1. Assuming that MAWP is limited by the flange rating which we do not want, we have following options;

a) Upgrade all the nozzle flanges to next higher rating. All the piping counter flanges, valves and instrument directly mounted on the equipment also require to have higher rating to connect with the nozzle flanges (rating of complete piping, flanges valves, instruments not upgraded). This will however not help in case of future de-bottlenecking as the complete system is not suitable for the higher rating.

b)Upgrade all the nozzle flanges along with the complete piping system (pipes, flanges, valves, instruments etc) to make it suitable for higher rating of the vessel. This may have a very big cost impact unless the piping circuit is a small circuit with low pressure rating and very few instruments, controls and valves. A big system even in low pressure rating (eg Nitrogen or Instrument air which is generally in 150# class and running all through the plant), if required to be upgraded to next higher rating just to meet vessel MAWP criteria, will have a big cost impact. Main process, high pressure systems with a lot of controls, instrumentation, valves will definetely have an extraordinary cost impact if we need to meet the criteria of "MAWP not to limit by flanges"
We also need to realize that most of the time piping class (pipe thickness)are based on flange rating pressure and not the process design pressure and change in flange rating will most likely require heavier pipe.

2. Above uprating and extra cost can not be justified for an unforseen future de-bottlenecking which may never happen also and if we are confident about future de-bottlenecking with increased pressure, why not select a higher design pressure from the day one?

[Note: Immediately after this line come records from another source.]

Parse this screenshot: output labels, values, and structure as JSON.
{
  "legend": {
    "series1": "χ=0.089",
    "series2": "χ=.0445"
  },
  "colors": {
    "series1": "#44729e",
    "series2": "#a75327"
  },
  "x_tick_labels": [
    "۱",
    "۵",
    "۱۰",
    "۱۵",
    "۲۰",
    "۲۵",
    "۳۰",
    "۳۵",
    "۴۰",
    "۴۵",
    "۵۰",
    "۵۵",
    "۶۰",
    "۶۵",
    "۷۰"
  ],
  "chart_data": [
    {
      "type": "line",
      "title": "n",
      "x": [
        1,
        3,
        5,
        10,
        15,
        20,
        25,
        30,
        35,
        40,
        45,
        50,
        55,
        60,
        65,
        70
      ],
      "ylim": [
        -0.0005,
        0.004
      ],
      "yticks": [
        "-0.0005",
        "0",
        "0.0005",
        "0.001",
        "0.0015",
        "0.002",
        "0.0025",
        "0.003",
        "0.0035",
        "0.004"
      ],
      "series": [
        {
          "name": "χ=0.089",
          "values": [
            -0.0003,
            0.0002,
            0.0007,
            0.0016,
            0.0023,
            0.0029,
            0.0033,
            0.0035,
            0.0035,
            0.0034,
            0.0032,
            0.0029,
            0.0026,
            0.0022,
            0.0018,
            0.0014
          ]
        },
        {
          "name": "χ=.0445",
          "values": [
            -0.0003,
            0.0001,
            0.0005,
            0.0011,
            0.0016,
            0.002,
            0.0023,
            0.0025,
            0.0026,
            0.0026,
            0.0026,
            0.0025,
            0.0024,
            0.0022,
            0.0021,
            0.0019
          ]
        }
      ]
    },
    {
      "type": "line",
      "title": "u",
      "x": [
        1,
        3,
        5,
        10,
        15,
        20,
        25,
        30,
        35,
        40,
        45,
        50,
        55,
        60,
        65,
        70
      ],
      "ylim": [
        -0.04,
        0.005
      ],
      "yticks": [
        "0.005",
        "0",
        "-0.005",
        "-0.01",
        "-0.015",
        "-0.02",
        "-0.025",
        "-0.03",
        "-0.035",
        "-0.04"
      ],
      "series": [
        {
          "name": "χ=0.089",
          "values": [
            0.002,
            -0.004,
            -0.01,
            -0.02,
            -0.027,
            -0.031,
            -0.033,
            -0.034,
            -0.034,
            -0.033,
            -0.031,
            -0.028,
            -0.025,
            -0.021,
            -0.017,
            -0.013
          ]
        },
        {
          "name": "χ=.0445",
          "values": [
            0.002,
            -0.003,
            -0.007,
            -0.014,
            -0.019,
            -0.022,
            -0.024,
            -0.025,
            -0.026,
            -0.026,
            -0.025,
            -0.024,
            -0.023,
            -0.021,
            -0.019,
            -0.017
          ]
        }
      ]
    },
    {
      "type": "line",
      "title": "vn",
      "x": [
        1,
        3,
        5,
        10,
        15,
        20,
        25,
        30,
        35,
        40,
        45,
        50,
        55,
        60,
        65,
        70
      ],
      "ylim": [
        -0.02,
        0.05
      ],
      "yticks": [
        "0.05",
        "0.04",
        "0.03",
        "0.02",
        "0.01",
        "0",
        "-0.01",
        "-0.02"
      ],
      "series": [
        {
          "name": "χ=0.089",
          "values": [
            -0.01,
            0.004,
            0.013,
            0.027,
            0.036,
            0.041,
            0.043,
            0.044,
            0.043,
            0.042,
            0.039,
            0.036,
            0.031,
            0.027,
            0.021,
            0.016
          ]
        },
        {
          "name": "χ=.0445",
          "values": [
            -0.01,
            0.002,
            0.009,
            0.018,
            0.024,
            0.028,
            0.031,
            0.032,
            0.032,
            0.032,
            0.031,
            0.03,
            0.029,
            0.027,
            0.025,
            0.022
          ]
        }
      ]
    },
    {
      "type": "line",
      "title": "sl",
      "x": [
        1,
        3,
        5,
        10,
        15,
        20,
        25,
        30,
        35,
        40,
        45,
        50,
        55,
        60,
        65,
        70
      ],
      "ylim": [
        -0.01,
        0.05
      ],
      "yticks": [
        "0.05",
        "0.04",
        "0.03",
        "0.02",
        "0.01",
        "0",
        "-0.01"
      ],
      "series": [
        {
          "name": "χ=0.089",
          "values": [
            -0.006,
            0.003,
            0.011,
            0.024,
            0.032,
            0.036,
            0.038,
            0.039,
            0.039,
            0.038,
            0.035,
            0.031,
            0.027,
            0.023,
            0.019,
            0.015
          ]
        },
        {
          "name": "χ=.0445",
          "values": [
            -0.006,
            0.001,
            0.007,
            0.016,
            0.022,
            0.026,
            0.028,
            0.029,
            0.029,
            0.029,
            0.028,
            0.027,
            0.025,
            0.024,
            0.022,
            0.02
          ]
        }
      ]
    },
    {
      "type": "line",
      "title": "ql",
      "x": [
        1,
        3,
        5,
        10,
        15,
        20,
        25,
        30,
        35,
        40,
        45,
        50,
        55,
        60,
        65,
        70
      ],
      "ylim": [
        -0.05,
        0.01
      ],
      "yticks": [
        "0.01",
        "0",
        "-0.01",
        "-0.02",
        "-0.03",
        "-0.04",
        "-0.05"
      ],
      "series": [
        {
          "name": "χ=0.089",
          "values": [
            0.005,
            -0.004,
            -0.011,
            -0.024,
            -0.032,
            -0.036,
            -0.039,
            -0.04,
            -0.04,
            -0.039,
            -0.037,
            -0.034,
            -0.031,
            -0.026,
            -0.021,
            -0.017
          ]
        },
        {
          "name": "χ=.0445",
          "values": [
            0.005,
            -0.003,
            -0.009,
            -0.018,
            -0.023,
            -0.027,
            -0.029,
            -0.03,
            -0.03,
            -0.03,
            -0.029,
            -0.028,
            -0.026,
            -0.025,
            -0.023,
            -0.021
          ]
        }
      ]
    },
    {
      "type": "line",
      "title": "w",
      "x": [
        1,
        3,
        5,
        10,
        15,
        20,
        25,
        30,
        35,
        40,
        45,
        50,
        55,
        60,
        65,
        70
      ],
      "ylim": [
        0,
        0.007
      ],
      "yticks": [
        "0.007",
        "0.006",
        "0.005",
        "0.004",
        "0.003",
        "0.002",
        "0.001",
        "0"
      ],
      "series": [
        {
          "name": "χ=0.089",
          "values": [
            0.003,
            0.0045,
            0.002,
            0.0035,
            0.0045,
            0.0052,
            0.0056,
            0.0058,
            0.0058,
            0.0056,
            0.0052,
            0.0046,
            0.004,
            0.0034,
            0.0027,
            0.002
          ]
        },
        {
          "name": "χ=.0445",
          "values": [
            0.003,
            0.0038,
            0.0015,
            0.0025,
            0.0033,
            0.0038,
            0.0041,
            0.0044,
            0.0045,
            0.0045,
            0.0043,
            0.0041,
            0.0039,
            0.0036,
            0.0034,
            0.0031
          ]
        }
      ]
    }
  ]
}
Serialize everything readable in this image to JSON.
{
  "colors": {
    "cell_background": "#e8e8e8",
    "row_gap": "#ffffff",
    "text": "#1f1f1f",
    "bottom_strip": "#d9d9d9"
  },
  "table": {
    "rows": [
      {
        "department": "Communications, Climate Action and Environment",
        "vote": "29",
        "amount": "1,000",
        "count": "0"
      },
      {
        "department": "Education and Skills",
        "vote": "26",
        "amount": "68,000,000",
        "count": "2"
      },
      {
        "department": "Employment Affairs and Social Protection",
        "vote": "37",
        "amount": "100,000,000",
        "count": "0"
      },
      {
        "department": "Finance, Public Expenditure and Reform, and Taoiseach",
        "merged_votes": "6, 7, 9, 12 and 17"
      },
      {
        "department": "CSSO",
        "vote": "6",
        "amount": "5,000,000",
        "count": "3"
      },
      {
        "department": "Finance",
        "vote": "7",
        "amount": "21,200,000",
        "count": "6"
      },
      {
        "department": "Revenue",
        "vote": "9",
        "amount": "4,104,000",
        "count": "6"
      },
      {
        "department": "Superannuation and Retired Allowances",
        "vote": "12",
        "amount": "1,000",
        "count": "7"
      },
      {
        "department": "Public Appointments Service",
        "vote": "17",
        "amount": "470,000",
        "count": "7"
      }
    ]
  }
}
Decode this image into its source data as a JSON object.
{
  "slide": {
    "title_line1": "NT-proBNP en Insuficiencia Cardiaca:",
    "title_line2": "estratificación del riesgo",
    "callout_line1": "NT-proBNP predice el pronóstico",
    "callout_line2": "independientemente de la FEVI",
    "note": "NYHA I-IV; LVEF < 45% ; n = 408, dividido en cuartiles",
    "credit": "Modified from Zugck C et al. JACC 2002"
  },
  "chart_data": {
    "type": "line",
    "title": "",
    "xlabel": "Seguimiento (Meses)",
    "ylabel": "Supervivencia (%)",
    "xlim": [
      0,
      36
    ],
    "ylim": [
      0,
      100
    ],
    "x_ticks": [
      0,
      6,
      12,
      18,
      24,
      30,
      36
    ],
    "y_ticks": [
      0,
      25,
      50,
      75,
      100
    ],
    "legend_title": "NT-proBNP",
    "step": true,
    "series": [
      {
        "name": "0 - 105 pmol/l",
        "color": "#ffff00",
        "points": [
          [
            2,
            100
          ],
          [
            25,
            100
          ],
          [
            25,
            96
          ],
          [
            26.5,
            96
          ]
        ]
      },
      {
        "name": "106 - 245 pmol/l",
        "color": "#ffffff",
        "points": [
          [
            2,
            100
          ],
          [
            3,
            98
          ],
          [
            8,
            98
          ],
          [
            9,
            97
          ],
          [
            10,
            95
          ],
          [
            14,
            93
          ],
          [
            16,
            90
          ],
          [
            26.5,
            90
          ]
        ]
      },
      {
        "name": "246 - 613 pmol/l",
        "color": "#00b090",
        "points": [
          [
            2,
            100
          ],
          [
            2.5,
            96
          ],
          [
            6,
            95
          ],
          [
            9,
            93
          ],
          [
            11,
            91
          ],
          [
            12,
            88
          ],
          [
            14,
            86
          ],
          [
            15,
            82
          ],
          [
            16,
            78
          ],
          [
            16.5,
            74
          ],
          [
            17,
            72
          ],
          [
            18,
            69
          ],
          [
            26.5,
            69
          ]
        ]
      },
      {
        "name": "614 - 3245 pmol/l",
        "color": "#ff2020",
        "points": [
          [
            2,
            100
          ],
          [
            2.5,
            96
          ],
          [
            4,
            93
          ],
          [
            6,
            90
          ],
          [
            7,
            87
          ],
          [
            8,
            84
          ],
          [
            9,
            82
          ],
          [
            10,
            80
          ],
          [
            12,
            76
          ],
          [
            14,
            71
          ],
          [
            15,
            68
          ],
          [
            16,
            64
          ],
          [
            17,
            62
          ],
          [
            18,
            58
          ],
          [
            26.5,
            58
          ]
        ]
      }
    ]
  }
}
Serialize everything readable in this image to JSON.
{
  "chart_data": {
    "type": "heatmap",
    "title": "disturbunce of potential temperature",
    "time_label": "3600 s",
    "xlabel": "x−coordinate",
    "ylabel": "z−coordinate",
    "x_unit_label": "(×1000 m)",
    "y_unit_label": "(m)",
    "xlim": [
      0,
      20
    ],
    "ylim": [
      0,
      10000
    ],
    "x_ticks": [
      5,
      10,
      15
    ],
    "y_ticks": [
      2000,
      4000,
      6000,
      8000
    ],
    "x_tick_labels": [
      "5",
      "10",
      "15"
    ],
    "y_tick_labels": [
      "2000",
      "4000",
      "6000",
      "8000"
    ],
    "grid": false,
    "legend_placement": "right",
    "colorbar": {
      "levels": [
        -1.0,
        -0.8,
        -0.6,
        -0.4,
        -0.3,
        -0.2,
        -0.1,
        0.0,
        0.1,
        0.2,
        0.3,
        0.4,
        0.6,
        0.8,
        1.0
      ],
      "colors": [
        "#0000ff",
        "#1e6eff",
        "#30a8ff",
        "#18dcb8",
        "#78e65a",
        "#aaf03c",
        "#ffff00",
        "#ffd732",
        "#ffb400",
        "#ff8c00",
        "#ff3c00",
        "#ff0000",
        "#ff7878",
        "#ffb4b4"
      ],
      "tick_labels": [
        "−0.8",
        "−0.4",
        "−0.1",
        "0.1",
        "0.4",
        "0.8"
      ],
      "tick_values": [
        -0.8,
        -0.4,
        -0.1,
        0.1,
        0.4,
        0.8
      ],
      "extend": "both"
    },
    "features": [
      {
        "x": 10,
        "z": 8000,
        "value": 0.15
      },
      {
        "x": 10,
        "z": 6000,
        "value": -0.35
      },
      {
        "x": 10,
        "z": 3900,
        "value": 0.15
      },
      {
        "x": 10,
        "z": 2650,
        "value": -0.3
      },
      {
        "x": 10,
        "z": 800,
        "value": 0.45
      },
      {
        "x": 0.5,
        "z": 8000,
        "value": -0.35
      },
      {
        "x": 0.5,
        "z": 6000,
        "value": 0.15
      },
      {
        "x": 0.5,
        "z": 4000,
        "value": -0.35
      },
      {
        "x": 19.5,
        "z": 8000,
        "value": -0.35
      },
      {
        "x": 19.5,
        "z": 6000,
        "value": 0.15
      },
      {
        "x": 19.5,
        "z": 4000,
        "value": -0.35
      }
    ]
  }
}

3. Many times, I have personally seen that process design pressure is selected by based on the flange rating and not based on the actual operating pressure which may be much less compare to the design pressure. This is to allow any future de-bottlenecking upto the flange rating pressure without any change in the complete system (equipment, piping, valve, instruments etc). In such case, MAWP is mostly limited by flange and if I apply the criteria "MAWP not to be limited by flange", Its certainly overkill.

The only flanges that would need to be bumped up a class in my example are the ones connecting to that particular vessel alone. Bumping a whole piping system's flange class up one unit in the hope of future debottlenecking would be a complete waste of money in my opinion.

As to nozzle loads, the problems we encounter are usually with the nozzle necks rather than the flanges. And we find that the equivalent pressure method and all other methods we've examined for determining the effect of pipe stresses on flange leakage are excessively conservative below about 6" NPS.

What moltenmetal said.

The actual cost increase by using flanges of a high enough class to not be the limiting factor in the MAWP of a new vessel in the 'Real World' is so small that it disappears into the cost. The $$ may be less than the value of the scrap engendered in fabricating the vessel from stock sizes of pipe and plate. Don't believe me, call up the estimater at a vessel fab shop.